The festival this year will span Allen Street from Main Street to Virginia Place, a one-block extension from last year’s terminus at Franklin, and there will be two additional hours of live performance.
Beyond that, however, organizers set out to remain largely true to its founder’s original vision.
“I think a lot of this comes from Mickey,” Ali said, “because this was his baby and this was his legacy, this was his passion project that we’re just continuing. And our goal is to keep it within his vision and not stray from what he wanted it to be originally.”
Much of Intersect will be centered around the 26 Allen, where an outdoor stage will be set up outside the bar featuring live performances and entertainment throughout all 10 hours of the festival.

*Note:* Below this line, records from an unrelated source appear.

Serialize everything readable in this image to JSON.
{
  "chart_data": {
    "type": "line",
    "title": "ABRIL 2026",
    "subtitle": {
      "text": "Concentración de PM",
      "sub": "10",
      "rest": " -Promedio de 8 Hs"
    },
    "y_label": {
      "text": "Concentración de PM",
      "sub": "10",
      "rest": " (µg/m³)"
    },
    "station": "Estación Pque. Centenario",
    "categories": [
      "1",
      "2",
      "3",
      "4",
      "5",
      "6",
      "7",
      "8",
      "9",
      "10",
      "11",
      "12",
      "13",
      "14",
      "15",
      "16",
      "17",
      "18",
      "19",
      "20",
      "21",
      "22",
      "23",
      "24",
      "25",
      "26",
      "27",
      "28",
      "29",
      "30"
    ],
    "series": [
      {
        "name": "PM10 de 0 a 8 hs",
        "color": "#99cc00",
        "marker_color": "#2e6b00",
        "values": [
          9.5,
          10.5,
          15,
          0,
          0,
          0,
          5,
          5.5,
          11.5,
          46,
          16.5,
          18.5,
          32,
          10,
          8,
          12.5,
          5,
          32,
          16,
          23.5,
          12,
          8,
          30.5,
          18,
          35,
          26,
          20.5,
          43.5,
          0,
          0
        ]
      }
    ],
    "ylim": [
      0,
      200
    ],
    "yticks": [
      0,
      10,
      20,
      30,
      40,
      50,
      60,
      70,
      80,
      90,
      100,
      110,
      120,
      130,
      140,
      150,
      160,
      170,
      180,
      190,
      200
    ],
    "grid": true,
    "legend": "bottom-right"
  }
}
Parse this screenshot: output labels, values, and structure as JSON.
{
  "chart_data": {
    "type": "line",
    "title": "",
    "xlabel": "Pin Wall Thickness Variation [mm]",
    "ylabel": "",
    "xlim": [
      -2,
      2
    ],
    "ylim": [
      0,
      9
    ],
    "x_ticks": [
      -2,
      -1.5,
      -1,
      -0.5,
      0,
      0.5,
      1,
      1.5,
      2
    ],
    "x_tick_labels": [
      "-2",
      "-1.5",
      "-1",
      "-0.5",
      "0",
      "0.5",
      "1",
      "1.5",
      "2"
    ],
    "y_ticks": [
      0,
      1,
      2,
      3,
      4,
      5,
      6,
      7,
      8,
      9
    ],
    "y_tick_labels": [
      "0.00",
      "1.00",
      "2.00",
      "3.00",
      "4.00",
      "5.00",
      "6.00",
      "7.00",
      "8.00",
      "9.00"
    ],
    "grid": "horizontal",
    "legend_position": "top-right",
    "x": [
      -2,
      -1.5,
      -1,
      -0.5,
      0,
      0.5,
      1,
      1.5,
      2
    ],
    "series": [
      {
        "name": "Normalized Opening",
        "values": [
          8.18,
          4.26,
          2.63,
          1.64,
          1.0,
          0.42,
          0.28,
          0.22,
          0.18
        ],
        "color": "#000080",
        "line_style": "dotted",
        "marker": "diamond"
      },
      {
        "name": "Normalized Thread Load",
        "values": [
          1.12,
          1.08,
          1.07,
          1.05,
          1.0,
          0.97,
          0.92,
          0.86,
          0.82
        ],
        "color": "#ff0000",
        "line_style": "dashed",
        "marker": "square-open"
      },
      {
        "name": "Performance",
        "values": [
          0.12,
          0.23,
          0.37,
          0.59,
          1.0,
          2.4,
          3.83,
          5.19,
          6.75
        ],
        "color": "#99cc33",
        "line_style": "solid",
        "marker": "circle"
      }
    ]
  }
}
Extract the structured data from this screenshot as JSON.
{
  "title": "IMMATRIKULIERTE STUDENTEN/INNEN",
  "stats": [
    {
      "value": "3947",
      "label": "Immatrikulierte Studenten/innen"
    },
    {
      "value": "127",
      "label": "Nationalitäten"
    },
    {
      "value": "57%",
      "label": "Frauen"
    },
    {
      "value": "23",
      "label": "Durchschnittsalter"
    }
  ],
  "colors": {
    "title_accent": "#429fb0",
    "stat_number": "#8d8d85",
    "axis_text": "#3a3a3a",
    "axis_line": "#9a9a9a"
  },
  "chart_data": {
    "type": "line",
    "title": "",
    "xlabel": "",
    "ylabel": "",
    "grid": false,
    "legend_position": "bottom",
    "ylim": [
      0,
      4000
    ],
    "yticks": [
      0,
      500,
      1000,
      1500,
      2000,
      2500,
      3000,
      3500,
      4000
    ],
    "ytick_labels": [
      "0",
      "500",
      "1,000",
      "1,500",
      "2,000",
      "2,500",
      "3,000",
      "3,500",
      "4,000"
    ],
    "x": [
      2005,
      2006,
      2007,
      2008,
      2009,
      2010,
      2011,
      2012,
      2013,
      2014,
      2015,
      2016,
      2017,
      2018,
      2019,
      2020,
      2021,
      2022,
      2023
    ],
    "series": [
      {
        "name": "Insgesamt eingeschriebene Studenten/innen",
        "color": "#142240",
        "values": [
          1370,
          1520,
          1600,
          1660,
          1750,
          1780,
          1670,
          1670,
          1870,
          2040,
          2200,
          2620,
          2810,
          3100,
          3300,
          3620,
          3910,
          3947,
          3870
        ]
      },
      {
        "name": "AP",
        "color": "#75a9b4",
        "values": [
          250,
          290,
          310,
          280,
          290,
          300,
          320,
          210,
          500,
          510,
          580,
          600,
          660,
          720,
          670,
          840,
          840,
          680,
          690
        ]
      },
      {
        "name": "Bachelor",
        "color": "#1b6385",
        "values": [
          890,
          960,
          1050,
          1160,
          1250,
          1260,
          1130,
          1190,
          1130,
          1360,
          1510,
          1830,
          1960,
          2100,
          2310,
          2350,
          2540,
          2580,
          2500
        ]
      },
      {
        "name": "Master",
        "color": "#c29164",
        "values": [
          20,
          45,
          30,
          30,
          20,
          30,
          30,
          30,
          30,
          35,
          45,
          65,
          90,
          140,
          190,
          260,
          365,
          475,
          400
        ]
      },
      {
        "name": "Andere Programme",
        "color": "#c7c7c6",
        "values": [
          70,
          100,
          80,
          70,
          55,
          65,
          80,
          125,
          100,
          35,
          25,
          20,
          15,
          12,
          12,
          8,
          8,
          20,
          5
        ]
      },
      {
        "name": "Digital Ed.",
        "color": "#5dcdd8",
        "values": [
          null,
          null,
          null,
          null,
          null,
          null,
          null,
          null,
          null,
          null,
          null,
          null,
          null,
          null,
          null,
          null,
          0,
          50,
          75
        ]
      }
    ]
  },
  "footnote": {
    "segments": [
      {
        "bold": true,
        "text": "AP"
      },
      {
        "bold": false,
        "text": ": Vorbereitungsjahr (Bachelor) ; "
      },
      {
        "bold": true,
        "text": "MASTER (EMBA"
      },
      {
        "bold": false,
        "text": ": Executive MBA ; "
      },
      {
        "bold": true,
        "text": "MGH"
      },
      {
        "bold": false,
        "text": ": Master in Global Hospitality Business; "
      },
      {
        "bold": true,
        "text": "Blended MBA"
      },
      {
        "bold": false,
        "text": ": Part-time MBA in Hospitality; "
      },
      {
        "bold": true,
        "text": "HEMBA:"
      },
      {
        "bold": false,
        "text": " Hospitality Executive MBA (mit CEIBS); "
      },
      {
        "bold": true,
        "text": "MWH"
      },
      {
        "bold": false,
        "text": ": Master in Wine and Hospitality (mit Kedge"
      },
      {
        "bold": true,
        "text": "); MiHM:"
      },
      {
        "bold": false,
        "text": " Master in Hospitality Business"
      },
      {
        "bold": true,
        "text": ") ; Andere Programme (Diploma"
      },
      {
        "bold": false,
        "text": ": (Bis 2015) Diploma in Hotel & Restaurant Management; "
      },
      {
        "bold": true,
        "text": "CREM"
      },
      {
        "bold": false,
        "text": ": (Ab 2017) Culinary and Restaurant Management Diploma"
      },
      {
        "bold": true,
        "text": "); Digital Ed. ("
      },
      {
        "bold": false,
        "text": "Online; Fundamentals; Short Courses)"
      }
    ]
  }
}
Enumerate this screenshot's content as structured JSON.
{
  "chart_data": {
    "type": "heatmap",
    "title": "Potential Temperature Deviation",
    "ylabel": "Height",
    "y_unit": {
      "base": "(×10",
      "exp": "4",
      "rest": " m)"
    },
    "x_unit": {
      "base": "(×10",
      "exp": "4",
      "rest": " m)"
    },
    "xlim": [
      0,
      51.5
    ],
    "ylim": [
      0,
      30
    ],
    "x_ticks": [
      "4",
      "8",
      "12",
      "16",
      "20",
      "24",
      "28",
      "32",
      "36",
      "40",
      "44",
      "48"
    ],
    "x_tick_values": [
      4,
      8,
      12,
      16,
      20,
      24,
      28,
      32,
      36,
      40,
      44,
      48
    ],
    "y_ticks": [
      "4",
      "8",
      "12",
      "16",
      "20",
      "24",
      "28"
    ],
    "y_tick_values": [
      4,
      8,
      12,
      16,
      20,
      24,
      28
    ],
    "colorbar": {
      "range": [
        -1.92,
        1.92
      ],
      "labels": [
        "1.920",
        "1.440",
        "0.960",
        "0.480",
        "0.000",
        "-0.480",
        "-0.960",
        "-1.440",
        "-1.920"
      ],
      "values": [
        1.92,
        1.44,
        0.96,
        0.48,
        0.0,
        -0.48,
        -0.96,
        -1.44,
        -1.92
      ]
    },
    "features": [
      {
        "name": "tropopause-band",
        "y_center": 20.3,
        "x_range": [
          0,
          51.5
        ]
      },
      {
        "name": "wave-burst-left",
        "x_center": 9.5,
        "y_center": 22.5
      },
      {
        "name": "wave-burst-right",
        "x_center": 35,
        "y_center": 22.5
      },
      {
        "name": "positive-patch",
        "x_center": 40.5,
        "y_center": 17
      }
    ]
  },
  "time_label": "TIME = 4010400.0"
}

“There will be poetry, music, DJs, drag, burlesque and all sorts of musical performances,” Ali noted. “We have somebody bringing their ukelele, there’ll be the Buffalo Gay Men’s Chorus, we have some speakers from Evergreen (Health), we have Mitch (Nowakowski, Buffalo City Council member representing the Fillmore District), he will be speaking. And I know some of the performers are doing tributes to Mickey.”
Beyond that, she said, a vendor market will span the closed-off portion of Allen Street, with over 50 vendors participating and displaying all manner of artistic creations.
“We have different folks selling all different things,” Ali said. “Resin jewelry, crochet items, knick-knacks, frozen desert on a stick, teas, clothing, vintage clothing. So the vendors will be tabling and selling their products to people at the festival.”
The event is free and open to everyone from all avenues of life, and Ali added that Intersect also has a family-friendly aspect to it. To that end, she said, “there will be a kids’ table with facepainting, and then Sober One Six will be there to promote themselves.” Sober One Six, according to its website, is “an organization built on the foundation that sober individuals should feel welcomed and included.”
Preparations for this year’s event were already underway at the time of Harmon’s sudden and tragic passing, but Ali said the decision was made to soldier on, and also to celebrate its founder’s legacy by building the festival up into something even bigger and better.

“When Mickey was killed we had a meeting a week later, around the Monday after, and decided that he would be rolling in his grave if he knew we didn’t have it happen this year,” she said. “So we want to make it happen for him, and we wanted it to be bigger than it was before, and more of a party than it ever has been. That way we can really honor and cherish his legacy.”
Intersect has evolved over the years into its present form. launched by Harmon in 2018 (back then it was called Exist), it developed over the years into the wide-ranging, all-inclusive block party-style event it is today.
“Mickey has been doing this for at least, I think, six or seven years,” Ali noted, “but since 26 (Allen) opened it has become more of a bigger outdoor festivity, right outside of 26 and all the way from Main and Allen to Franklin and Allen.”
Moving forward, Ali said, she and her fellow organizers – Jordan Velazquez and Amber Martinez of La Cultura WNY, Amanda Gentzler of 26 Allen and Rachel Spade of Allentown Association – have elected to make the planning of Intersect a year-round endeavor.
With all of this year’s preparations behind them, Ali noted, Saturday’s all-day event will be the culmination of around six months’ work, a reflection of the pride, dedication and enthusiasm of an entire community.
“We’ve been working really hard to make this happen,” she said.